Esses fluxos de cuidado devem se basear em parâmetro claros de alta e de readmissão para minimizar reinternações não planejadas e identificar pacientes de “alto risco”, não ideais para tratamento fora do ambiente hospitalar.
Há recomendações por parte de sociedades médicas de uso desses fluxos ambulatoriais de atendimento em cirurgia geral para patologias como cólica biliar, colecistite, diverticulite e dor abdominal não específica.

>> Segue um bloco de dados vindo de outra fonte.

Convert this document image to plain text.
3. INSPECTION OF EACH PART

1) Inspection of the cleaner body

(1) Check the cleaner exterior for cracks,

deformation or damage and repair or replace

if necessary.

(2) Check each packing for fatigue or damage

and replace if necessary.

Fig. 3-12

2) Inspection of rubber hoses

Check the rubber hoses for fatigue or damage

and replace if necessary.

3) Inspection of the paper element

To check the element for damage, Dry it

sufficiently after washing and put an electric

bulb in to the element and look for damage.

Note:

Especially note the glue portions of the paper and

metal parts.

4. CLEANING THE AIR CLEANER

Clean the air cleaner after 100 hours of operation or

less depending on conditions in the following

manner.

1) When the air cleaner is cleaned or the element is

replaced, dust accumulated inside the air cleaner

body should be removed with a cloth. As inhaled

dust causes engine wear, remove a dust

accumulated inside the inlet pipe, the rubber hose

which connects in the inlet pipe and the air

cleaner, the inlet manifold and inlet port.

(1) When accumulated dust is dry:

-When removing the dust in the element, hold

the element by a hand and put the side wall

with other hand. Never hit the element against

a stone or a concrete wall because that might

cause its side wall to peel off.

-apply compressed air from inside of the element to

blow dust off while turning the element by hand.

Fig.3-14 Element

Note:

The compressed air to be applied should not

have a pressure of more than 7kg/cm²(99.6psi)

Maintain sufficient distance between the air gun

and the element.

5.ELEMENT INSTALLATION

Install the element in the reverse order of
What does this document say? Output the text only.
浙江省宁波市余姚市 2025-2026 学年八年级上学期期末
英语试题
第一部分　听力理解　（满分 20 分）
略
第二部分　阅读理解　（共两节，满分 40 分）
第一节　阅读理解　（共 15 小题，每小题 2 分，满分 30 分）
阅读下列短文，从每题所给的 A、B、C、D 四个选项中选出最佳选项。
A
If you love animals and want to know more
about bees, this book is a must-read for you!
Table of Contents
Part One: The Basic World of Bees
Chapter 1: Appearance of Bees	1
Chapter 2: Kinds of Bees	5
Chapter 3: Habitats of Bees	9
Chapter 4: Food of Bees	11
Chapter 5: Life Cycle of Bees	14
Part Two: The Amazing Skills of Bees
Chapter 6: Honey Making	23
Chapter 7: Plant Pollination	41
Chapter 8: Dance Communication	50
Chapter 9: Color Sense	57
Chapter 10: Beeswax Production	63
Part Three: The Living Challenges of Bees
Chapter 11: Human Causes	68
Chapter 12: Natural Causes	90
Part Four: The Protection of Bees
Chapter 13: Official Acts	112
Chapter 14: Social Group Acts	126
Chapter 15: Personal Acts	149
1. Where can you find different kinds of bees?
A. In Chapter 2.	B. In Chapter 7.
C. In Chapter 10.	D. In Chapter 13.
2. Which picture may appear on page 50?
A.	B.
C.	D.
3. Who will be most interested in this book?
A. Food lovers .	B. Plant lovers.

O objetivo de um estudo publicado na BMJ, prestigiado periódico de acesso aberto e ampla visibilidade no meio médico, foi sistematicamente levantar a literatura existente sobre fluxos ambulatoriais para condições cirúrgicas gerais no contexto de urgência e emergência.
Foram explorados pontos-chave de tomada de decisão, sistemas de classificação/pontuação, critérios de escalonamento de cuidados e de alta e seguimento pós-alta para identificar componentes constituintes desses fluxos para orientar o desenvolvimento de novos fluxos e modelos assistenciais.

Materiais e Métodos
Estudo de revisão sistemática, com uso de termos de cuidado ambulatorial, cirurgia geral e condições cirúrgicas específicas, utilizando base de dados de PubMed, Embase, Medline e Cochrane Library e data de publicação dos estudos de dezembro de 2018 a dezembro de 2023.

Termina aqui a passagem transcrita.